"More impressively comprehensive than encyclopedic, Patrick O'Donnell does not try to cover every literary novel published in the last thirty years, but instead offers a broad critical overview of contemporary US fiction in terms that make The American Novel Now more than just a survey". (The Journal of American Studies, 2011)
"In this extremely accessible discussion, O'Donnell (Michigan State Univ.) reveals his as an authoritative voice on novels from the 1980s to present. His selections are, by his own admission, eclectic: he writes in the introduction that he "chose to discuss, where appropriate, both widely read novels published by the mainstream commercial presses and less visible, often experimental work published by independent presses." He looks at work from more than 70 authors, including central figures of the American literary canon--Toni Morrison, Thomas Pynchon, Louise Erdrich, and Don DeLillo, to name only a few. O'Donnell divides the book (and his approach) into five distinctive parts, discussing, respectively, work leading to the 1980s; realism and experimentation; identity, as it pertains to character--gender, ethnicity, and so on; historicity and "end times"; and social emergence within the novel. All this leads to an intriguing "excursus that speculates on the future of the novel." This is a comprehensive discussion of the novel and present circumstances influencing it--an interesting study on many levels." (CHOICE, December 2010)
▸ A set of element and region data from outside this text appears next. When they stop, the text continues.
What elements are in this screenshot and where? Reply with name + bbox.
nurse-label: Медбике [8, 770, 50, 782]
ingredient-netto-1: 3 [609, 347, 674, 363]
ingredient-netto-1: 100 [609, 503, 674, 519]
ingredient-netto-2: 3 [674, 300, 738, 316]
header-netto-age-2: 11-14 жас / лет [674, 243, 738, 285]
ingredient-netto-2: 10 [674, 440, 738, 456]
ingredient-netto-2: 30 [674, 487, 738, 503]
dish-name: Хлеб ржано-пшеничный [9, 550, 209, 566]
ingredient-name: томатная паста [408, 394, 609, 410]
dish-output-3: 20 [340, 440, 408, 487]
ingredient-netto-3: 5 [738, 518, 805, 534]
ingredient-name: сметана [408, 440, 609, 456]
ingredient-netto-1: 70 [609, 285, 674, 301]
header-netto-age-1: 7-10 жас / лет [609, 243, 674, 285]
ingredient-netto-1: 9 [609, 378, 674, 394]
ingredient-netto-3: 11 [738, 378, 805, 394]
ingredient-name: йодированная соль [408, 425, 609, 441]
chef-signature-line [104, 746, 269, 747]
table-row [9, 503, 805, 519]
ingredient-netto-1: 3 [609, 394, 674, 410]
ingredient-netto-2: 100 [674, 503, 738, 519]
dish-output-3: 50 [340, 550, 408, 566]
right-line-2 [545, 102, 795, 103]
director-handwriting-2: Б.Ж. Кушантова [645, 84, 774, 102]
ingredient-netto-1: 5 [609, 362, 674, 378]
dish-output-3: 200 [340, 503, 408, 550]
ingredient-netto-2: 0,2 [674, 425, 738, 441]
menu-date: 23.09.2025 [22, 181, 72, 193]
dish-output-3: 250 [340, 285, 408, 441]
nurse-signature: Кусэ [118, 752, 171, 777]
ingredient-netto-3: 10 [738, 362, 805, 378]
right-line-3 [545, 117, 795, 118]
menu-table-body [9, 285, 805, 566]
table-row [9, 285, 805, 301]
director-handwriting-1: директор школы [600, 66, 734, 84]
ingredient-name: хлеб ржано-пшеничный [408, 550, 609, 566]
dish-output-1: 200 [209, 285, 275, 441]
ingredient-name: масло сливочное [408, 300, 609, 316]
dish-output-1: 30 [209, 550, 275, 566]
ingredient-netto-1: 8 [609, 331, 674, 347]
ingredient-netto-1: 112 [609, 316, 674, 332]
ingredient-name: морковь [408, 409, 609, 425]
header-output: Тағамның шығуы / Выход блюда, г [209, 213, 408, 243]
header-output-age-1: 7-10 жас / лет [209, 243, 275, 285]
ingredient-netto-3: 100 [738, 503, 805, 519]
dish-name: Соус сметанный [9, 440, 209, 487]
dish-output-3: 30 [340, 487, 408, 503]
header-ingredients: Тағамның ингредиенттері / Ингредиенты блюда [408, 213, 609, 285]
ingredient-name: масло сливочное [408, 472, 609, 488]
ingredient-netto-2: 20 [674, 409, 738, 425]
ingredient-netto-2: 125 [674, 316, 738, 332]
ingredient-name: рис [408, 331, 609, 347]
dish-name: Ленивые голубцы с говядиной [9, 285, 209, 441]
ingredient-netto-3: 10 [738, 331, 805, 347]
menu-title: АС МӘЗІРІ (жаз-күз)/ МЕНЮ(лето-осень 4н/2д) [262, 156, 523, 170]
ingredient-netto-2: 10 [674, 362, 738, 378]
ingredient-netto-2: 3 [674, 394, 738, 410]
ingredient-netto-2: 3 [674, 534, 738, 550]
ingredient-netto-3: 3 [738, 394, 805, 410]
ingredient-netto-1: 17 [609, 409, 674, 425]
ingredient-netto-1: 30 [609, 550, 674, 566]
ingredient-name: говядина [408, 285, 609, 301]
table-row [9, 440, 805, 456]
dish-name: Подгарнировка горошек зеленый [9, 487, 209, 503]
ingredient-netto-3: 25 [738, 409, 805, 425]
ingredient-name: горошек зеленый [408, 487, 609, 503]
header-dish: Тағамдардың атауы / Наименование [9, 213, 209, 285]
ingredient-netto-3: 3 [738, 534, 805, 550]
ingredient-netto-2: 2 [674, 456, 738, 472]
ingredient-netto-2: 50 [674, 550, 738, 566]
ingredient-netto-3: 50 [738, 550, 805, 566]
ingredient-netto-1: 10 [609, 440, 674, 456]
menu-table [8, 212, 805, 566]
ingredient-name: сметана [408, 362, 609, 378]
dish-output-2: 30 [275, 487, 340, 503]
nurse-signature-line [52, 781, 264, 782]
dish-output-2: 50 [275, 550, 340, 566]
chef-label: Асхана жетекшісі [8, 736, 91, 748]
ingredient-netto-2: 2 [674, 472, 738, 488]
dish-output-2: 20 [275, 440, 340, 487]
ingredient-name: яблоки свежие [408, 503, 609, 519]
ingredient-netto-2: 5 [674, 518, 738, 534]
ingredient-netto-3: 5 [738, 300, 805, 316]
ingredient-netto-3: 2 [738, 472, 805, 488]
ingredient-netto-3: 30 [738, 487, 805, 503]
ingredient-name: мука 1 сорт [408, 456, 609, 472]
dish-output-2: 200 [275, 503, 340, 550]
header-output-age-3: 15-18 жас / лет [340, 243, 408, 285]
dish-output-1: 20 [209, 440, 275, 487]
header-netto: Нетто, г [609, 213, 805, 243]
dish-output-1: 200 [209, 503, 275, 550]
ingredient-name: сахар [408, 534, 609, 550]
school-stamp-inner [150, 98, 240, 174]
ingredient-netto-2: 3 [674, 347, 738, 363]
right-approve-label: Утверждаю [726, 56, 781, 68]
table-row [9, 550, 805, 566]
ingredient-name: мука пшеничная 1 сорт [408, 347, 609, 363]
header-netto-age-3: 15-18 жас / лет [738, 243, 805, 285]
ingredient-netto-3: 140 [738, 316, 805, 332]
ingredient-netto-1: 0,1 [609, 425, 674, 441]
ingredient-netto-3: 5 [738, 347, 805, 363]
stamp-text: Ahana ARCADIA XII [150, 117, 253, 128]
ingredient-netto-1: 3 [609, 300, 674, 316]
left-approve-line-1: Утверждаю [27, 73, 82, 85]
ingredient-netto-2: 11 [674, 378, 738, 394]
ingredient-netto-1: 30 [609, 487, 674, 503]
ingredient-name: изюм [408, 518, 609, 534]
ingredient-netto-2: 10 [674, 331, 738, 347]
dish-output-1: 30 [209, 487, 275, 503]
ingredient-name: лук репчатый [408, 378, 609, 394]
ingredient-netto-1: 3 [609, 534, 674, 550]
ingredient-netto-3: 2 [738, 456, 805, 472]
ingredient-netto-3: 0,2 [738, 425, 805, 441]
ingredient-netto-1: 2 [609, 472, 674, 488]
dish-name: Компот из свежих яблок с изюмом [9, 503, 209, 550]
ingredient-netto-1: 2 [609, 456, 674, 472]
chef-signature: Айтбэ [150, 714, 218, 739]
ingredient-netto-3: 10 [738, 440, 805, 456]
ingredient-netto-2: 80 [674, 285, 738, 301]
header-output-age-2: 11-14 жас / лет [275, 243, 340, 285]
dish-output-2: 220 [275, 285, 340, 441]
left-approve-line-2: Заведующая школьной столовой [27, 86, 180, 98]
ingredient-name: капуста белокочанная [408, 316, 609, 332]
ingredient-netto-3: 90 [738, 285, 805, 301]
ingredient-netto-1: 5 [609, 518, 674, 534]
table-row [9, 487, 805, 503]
"The American Novel Now provides an accessible introduction to the many strands of post-1980 American fiction." (TLS, June 2010)
"O'Donnell's authoritative organization of the field, capacious discussions of individual novels, and lucid prose will provide readers-from advanced students to the broad general audience for contemporary writing- with an engaging, judicious, and vastly well-informed survey of the American novel since 1980. In this invaluable new guide to the populous domain of contemporary US fiction O'Donnell brilliantly charts multiple tracks through hundreds of novels, identifying common aesthetic, social, and historical concerns through the period. Reflecting O'Donnell's expertise as one of the field’s leading specialists, this is a confident, evolved, and utterly reliable consideration of one of the liveliest eras for fiction in the nation's history. Readers will be grateful for it."